The supposed headlines came from reputable local outlets like NBC10, CBS3, WHYY and the Inquirer, but they were removed from the site Friday after the newspaper reached out for comment because it was unable to verify any of the headlines as authentic, the report said.

 

By Monday afternoon, the campaign had reposted the supposed headlines to its website, accompanied by a disclaimer that said it makes “no representations or warranties of any kind, express or implied, about the completeness, accuracy, reliability, suitability or availability with respect to the website or the information provided.”

 

Only three of the items — all press releases from the sheriff’s office — had clickable links.

 

The fake article names combined with their supposed outlets of publication did not turn up any hits on Google News — as legitimate archived digital articles should — when searched by The Post.

 

An NBC10 spokesperson reportedly said that none of the 12 supposed articles credited to the outlet about “her November 2019 election, police reform initiatives, distribution of free gun locks, suspension of evictions during the COVID-19 pandemic, or tips for domestic abuse survivors,” could be located by digital editors.

 

Stories that did loosely match the content of articles the campaign site boosted about had different headlines and publication dates, according to the report.

 

Bilal did not respond to requests for comment from the paper, and her spokeswoman said the issue would have to be addressed by her campaign manager.

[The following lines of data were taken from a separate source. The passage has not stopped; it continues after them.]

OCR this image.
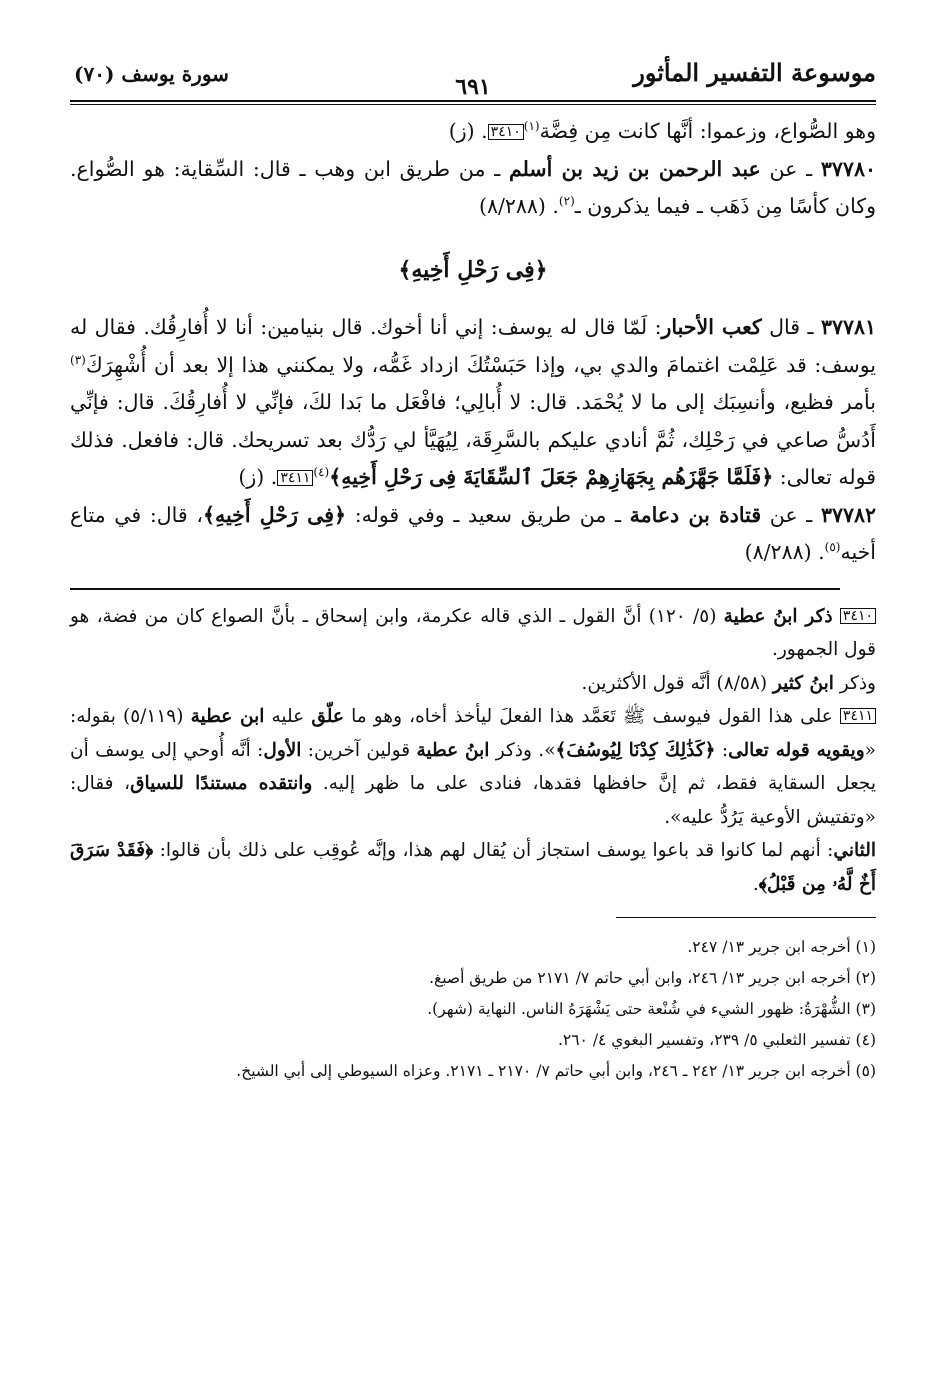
موسوعة التفسير المأثور
سورة يوسف (٧٠)	٦٩١

وهو الصُّواع، وزعموا: أنَّها كانت مِن فِضَّة$^{(١)}$٣٤١٠. (ز)

٣٧٧٨٠ ـ عن عبد الرحمن بن زيد بن أسلم ـ من طريق ابن وهب ـ قال: السِّقاية: هو الصُّواع. وكان كأسًا مِن ذَهَب ـ فيما يذكرون ـ$^{(٢)}$. (٨/٢٨٨)

﴿فِى رَحْلِ أَخِيهِ﴾

٣٧٧٨١ ـ قال كعب الأحبار: لَمّا قال له يوسف: إني أنا أخوك. قال بنيامين: أنا لا أُفارِقُك. فقال له يوسف: قد عَلِمْت اغتمامَ والدي بي، وإذا حَبَسْتُكَ ازداد غَمُّه، ولا يمكنني هذا إلا بعد أن أُشْهِرَكَ$^{(٣)}$ بأمر فظيع، وأنسِبَك إلى ما لا يُحْمَد. قال: لا أُبالِي؛ فافْعَل ما بَدا لكَ، فإنِّي لا أُفارِقُكَ. قال: فإنِّي أَدُسُّ صاعي في رَحْلِك، ثُمَّ أنادي عليكم بالسَّرِقَة، لِيُهَيَّأ لي رَدُّك بعد تسريحك. قال: فافعل. فذلك قوله تعالى: ﴿فَلَمَّا جَهَّزَهُم بِجَهَازِهِمْ جَعَلَ ٱلسِّقَايَةَ فِى رَحْلِ أَخِيهِ﴾$^{(٤)}$٣٤١١. (ز)

٣٧٧٨٢ ـ عن قتادة بن دعامة ـ من طريق سعيد ـ وفي قوله: ﴿فِى رَحْلِ أَخِيهِ﴾، قال: في متاع أخيه$^{(٥)}$. (٨/٢٨٨)

٣٤١٠ ذكر ابنُ عطية (٥/ ١٢٠) أنَّ القول ـ الذي قاله عكرمة، وابن إسحاق ـ بأنَّ الصواع كان من فضة، هو قول الجمهور.

وذكر ابنُ كثير (٨/٥٨) أنَّه قول الأكثرين.

٣٤١١ على هذا القول فيوسف ﷺ تَعَمَّد هذا الفعلَ ليأخذ أخاه، وهو ما علّق عليه ابن عطية (٥/١١٩) بقوله: «ويقويه قوله تعالى: ﴿كَذَٰلِكَ كِدْنَا لِيُوسُفَ﴾». وذكر ابنُ عطية قولين آخرين: الأول: أنَّه أُوحي إلى يوسف أن يجعل السقاية فقط، ثم إنَّ حافظها فقدها، فنادى على ما ظهر إليه. وانتقده مستندًا للسياق، فقال: «وتفتيش الأوعية يَرُدُّ عليه».

الثاني: أنهم لما كانوا قد باعوا يوسف استجاز أن يُقال لهم هذا، وإنَّه عُوقِب على ذلك بأن قالوا: ﴿فَقَدْ سَرَقَ أَخٌ لَّهُۥ مِن قَبْلُ﴾.

(١) أخرجه ابن جرير ١٣/ ٢٤٧.

(٢) أخرجه ابن جرير ١٣/ ٢٤٦، وابن أبي حاتم ٧/ ٢١٧١ من طريق أصبغ.

(٣) الشُّهْرَةُ: ظهور الشيء في شُنْعة حتى يَشْهَرَهُ الناس. النهاية (شهر).

(٤) تفسير الثعلبي ٥/ ٢٣٩، وتفسير البغوي ٤/ ٢٦٠.

(٥) أخرجه ابن جرير ١٣/ ٢٤٢ ـ ٢٤٦، وابن أبي حاتم ٧/ ٢١٧٠ ـ ٢١٧١. وعزاه السيوطي إلى أبي الشيخ.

But the spokeswoman was reportedly unable to identify the manager.

 

Neither Bilal’s office nor campaign immediately responded to a request for comment from The Post.

 

Watchdogs hypothesized that the campaign had used artificial intelligence to fabricate the headlines, which they said could lead the public to be more untrusting of both elected officials and the media.

 

Voters bombarded with fake news “just assume everything is a lie,” Peter Loge, who leads the Project on Ethics in Political Communication at George Washington University, told the outlet.

 

“That is dangerous.”

 

“You just keep spewing stuff out and it fatigues people and they don’t know what to believe,” Matthew Jordan, professor of media studies and director of Penn State’s News Literacy Initiative, told the Inquirer.

 

“This works in that kind of environment, where people are exhausted and nobody is going to check anymore,” Jordan said. “Most people are probably looking at this on their phones and just scrolling along.”

 

Most of the scrapped headlines had elements of truth and seemed believable, according to the paper.

 

A fake WHYY headline with a publication date of March 16, 2020 reportedly read, “Philly Sheriff’s Office Announces Temporary Halt to Evictions Amid Coronavirus Outbreak.”

 

A day earlier, the outlet had published a story entitled “Philadelphia halts evictions as coronavirus bears down,” but neither Bilal or her office was mentioned in it, according to the report.

 

“That is how misinformation works,” Kelly McBride, who chairs the Craig Newmark Center for Ethics and Leadership at the Poynter Institute, told the paper. “It has to be believable. It has to be plausible. That’s what’s so insidious about it.”

 

Other articles appeared to be complete works of fiction, including a supposed Jan. 29, 2020 Inquirer article headlined: “Philly sheriff’s office to digitize sheriff sale process, reduce confusion and fraud.”

 

The newspaper said it did not publish any pieces about about Bilal or her office on or around that date.